Dr. Alonso mentioned that golf weathered the pandemic well, but now faces problems with overworked and overwhelmed employees just as other industries struggle with providing mental-health solutions to their employees. Part of the mental-health crisis in America can be traced to how managers treat – or mistreat – employees, according to Dr. Alonso.

“How many of you in this room have worked under a manager you didn’t like during your career,” Dr. Alonso asked at the “Work & Wellness” seminar on Thursday, which brought almost a unanimous show of hands. “There were over 17 million people managers in the U.S., but more than 10 percent have left the workplace since the pandemic. That represents a $17 trillion – yes, trillion with a “t” – loss of productivity. Managers and other workers are leaving their jobs because of companies’ inability to manage mental health problems.”

After noting that surveys have shown that only spouses impact workers’ mental health more than managers, Dr. Alonso outlined several methods that can be used by companies, managers and even golf facility owners/operators to combat the mental health crisis in the workplace.

First, he noted that innovation is rising, with Artificial Intelligence and  online services such as TalkSpace are available to offer private counseling based on the worker’s mental health issues. Dr. Alonso also encouraged managers and companies to schedule Personal Time Off (PTO) with pay for workers to help them avoid falling into a rut of feeling overwhelmed.

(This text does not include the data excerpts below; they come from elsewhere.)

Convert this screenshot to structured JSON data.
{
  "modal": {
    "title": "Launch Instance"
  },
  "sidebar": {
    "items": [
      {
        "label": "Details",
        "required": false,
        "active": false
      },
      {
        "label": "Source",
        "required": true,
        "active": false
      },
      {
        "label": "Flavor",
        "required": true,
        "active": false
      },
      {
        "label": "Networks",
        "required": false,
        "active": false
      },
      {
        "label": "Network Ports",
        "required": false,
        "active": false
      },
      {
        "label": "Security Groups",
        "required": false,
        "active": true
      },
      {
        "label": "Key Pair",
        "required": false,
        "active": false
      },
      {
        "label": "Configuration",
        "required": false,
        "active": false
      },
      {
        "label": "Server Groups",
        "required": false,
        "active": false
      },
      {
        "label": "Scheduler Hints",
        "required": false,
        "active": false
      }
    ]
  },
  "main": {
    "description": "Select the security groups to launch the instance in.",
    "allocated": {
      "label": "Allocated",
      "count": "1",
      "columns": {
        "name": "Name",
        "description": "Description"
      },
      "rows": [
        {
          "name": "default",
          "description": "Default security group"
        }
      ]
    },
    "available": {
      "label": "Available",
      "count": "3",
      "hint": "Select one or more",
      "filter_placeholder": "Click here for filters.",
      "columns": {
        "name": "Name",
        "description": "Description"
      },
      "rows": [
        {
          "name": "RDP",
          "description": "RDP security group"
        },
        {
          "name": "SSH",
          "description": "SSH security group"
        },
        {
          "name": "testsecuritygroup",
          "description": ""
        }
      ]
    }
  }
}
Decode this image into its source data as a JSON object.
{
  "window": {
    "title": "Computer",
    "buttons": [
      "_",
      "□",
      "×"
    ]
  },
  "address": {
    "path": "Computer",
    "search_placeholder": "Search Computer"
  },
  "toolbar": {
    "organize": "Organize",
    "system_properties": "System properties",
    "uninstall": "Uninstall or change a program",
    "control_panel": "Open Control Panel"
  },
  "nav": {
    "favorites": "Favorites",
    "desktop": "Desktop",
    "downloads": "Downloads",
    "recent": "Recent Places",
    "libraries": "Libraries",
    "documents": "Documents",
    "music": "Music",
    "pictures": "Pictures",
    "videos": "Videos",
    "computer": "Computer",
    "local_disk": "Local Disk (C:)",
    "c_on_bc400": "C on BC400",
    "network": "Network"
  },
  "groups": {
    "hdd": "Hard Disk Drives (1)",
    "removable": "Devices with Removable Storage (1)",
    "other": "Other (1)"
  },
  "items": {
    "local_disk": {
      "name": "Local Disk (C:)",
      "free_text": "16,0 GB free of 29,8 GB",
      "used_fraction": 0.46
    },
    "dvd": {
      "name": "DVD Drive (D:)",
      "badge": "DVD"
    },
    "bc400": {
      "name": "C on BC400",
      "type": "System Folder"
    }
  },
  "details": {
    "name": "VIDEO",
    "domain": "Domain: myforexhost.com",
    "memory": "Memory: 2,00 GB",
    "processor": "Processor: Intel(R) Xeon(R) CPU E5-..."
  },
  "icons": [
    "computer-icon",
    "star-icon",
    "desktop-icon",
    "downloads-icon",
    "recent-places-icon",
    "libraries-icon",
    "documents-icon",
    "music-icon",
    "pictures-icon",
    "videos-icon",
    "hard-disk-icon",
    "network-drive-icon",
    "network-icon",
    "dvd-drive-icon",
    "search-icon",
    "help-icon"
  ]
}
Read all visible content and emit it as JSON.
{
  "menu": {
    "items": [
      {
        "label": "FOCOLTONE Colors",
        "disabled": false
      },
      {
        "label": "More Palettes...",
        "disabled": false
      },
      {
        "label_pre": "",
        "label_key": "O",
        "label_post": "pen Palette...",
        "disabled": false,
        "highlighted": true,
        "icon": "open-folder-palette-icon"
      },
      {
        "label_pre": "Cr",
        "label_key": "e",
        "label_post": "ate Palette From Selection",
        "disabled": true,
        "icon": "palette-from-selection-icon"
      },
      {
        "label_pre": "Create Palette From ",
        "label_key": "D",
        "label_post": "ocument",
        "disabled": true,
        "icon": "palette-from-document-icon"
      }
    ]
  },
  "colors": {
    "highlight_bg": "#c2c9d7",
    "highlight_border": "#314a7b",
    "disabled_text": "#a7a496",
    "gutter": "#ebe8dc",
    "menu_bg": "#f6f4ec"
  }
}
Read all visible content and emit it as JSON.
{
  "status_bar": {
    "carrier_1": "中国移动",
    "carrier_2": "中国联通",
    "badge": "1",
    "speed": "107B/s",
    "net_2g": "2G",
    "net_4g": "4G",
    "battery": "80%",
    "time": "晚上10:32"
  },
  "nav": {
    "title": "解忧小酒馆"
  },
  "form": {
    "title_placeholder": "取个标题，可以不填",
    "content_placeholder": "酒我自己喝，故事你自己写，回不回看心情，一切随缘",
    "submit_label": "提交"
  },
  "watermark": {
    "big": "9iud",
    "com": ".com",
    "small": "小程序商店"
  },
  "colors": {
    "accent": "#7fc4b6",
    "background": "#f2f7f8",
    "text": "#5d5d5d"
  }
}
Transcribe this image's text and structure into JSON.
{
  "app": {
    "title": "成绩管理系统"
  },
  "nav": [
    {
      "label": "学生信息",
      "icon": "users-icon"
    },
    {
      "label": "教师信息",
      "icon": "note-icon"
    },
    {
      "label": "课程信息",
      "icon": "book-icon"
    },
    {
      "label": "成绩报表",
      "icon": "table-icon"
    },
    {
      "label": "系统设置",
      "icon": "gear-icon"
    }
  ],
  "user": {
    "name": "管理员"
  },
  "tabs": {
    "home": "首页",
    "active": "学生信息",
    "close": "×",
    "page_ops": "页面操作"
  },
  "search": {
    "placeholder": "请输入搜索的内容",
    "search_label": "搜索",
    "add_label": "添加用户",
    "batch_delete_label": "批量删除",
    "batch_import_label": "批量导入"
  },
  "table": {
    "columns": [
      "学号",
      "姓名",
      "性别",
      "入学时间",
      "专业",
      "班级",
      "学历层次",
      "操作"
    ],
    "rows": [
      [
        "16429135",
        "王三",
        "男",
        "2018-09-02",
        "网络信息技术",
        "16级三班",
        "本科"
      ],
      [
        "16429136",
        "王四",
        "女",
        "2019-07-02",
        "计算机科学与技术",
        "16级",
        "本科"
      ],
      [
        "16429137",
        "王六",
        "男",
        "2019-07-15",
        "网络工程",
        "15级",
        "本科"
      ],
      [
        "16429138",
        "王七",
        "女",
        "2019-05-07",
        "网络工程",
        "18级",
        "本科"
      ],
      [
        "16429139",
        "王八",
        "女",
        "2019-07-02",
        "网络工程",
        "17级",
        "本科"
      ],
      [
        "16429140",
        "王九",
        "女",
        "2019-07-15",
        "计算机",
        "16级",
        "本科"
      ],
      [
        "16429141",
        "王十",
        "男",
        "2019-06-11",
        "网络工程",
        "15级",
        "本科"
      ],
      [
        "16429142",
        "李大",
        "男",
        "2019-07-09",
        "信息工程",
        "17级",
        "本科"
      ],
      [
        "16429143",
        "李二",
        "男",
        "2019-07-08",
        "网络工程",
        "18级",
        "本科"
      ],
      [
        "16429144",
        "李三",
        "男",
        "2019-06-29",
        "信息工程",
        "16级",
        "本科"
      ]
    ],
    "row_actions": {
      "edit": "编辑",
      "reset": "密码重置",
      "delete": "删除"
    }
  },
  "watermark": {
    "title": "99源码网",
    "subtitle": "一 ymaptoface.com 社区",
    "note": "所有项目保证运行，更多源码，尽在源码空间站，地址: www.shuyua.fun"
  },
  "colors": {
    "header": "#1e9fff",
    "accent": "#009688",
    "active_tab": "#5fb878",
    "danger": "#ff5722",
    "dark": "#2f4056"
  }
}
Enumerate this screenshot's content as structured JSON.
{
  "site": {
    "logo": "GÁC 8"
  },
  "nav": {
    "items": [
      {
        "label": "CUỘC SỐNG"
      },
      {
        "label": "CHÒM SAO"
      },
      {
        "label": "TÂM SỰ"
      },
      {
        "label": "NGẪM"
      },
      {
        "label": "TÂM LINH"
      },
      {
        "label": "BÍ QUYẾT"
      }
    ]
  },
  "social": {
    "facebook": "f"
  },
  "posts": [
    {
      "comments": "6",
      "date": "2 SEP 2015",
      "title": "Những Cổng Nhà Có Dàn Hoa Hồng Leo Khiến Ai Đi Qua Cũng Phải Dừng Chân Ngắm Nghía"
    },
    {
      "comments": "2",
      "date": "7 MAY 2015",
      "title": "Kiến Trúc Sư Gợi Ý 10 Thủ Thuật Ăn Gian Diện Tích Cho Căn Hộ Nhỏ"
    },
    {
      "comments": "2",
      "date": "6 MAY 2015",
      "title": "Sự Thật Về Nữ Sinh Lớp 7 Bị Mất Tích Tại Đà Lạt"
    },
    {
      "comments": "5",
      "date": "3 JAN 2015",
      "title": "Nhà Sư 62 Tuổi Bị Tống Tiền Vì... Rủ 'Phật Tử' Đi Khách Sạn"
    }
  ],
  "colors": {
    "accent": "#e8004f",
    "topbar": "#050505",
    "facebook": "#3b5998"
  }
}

“Mental health issues can be mitigated by fostering a break culture and fostering job rotation at many workplaces,” said Dr. Alonso. “We shouldn’t foster coffee breaks, but provide breaks from the normal routine that can promote mental wellness rather than mental illness. If you can develop mental-health allies in the workplace, that goes a long way toward wellness in the workplace. By that I mean focus on developing better managers who care about the well-being of their employees. There are several surveys that indicate workers who love their jobs all had a great manager.”

Since many PGA Golf Professionals and others in the golf industry are their own managers and own bosses, Dr. Alonso recommended that everyone on the “Pyramid of Mental Health” be honest about their own mental health before trying to assess and assist the mental health of others in the workplace. Look in the mirror first and then don’t be reluctant to consult a professional to discuss issues and solutions.